Дягимай

Авижюс Йонас

Роман известного литовского прозаика, лауреата Ленинской премии Йонаса Авижюса посвящен современной литовской деревне. В нем на фоне событий, происходящих в деревне Дягимай, рассматриваются сложные задачи современности, уклад жизни литовского села, проблемы и перспективы его развития. Основное внимание автор уделяет духовному миру своих героев. В 1982 году роман «Дягимай» удостоился приза Общества книголюбов и Госкомитета по делам печати и полиграфии Литовской ССР как самая популярная книга года.

Часть первая

УНТЕ

I

— Сколько лет, сколько зим!

— Ну уж, ну уж, ни лет, ни зим, Гиринис. Мимо редко прохожу, когда бываю в деревне.

— Давненько не видались, Антанас, давненько, не оправдывайся.

— Из-за зимы задержка вышла. Снегу как в добрые старые времена навалило, без грейдера не выберешься. А тут еще хворь, будь она неладна, прицепилась. Семьдесят годочков — дело нешуточное, Йонас.

— Салюте, детка, помоги человеку раздеться, — бросает невестке Гиринис, радуясь от всей души гостю. — Сымай шубу, Григас, — и за стол: у меня кое-что в заначке есть.

II

Ишь ты, разошлись стариканы, усмехается Унте, лежа в светелке, отделенной от кухни неплотной дощатой стеной; через нее, как через сито, из избы звуки сыплются. А как манит звон бокалов за столом… Кажись, ничего острого за завтраком не ел, жажда вроде не мучит, но только подумает о пиве, слюна так и брызжет. Ох, если бы ему чарочку поднесли!.. Но за первой чарочкой вторая последует, потом третья и четвертая, а потом вся бутылка, а уж коли бутылку опорожнишь, то не остановишься, пока не обалдеешь. Проклятье! Не знает меры — и все тут. Вчера, правда, взял себя в руки, как и подобает мужчине. Да! Главное — не зацепиться. Первая капля словно искра в бочке бензина. Вспыхнула — и взрыв. Вчера искру не высек, хоть и был повод, потому и голова не трещит и совесть чиста. И от стыда не надо краснеть, чувствуешь себя невинным, как новорожденный ребенок. Да, да! Коли не умеешь веселиться по-людски, пей воду вместе с лошадьми.
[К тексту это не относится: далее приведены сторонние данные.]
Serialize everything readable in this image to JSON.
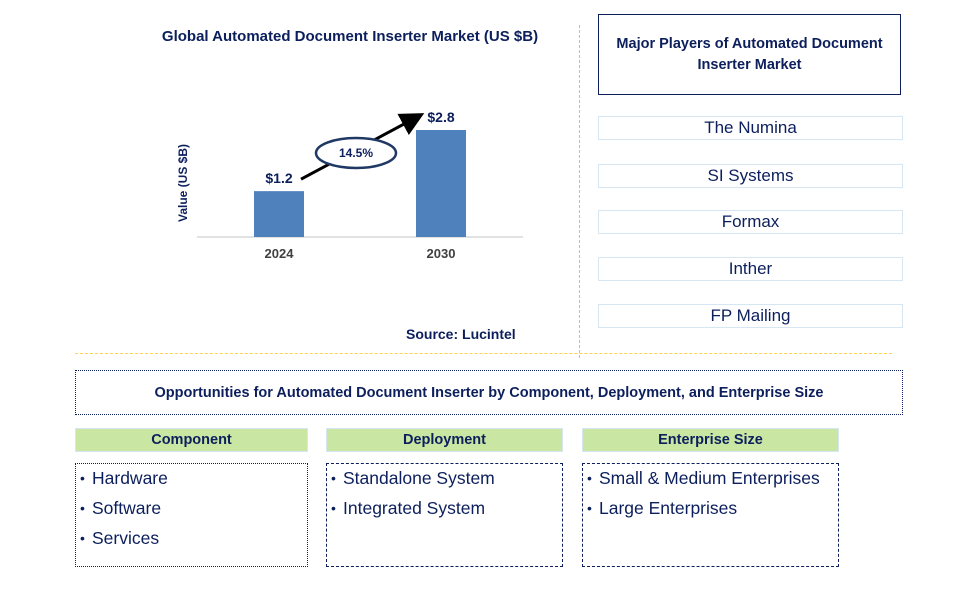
{
  "chart_data": {
    "type": "bar",
    "title": "Global Automated Document Inserter Market (US $B)",
    "xlabel": "",
    "ylabel": "Value (US $B)",
    "categories": [
      "2024",
      "2030"
    ],
    "values": [
      1.2,
      2.8
    ],
    "data_labels": [
      "$1.2",
      "$2.8"
    ],
    "ylim": [
      0,
      2.8
    ],
    "grid": false,
    "bar_color": "#4f81bd",
    "annotation": {
      "type": "cagr-arrow",
      "text": "14.5%",
      "from": "2024",
      "to": "2030"
    },
    "source": "Source: Lucintel"
  },
  "players": {
    "title": "Major Players of Automated Document Inserter Market",
    "items": [
      "The Numina",
      "SI Systems",
      "Formax",
      "Inther",
      "FP Mailing"
    ]
  },
  "opportunities": {
    "title": "Opportunities for Automated Document Inserter by Component, Deployment, and Enterprise Size",
    "segments": [
      {
        "label": "Component",
        "items": [
          "Hardware",
          "Software",
          "Services"
        ]
      },
      {
        "label": "Deployment",
        "items": [
          "Standalone System",
          "Integrated System"
        ]
      },
      {
        "label": "Enterprise Size",
        "items": [
          "Small & Medium Enterprises",
          "Large Enterprises"
        ]
      }
    ]
  },
  "colors": {
    "text_primary": "#0c1f5c",
    "bar": "#4f81bd",
    "segment_header_bg": "#c9e6a3",
    "divider": "#ffc000",
    "player_border": "#d6e6f2"
  },
  "bullet_glyph": "•"
}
Унте переворачивается на спину, и широкая улыбка скользит по худому и бледному лицу, оттеняя крупный нос с горбинкой и мохнатые черные брови, слегка изогнутую линию тонких губ и тяжелый, крупный подбородок. Эх, пусть они, старички, веселятся, ему, Унте, хорошо и одному. Хорошо без полупьяных разговорчиков, без дурмана… А потом, разве он один? Эта комнатка — целый мир, куда он вступил вместе с детством и где по сей день частенько чувствует себя ребенком. Когда-то здесь и его старшие братья жили: Даниелюс и Повилас. Но они один за другим уехали в город учиться. И только в каникулы в светелке звенели их голоса. Ни Даниелюсу, ни Повиласу теперь эта комнатка не нужна, в ней хозяйничает Унте, которому и в голову не приходит, что кто-то другой, кроме него, может занять этот угол. Зимой здесь бывало холодно, потому что сквозь дощатую загородку из кухни едва проникало скупое тепло. Ах, как любил он, бывало, понежиться под теплой горой одеял и подушек, потом наконец вскакивал с кровати и сломя голову бросался в избу, схватив в охапку свою одежку! Бывало, спрячет под одеялом влажный, закоченевший нос и слушает, как из кухни доносятся шум и шорохи утренней стряпни, как к ним примешивается говор домочадцев, слушает и смотрит, как занимается день, как заливает он своим веселым светом комнатку, некрашеный потолок, испещренный живым рисунком древесины.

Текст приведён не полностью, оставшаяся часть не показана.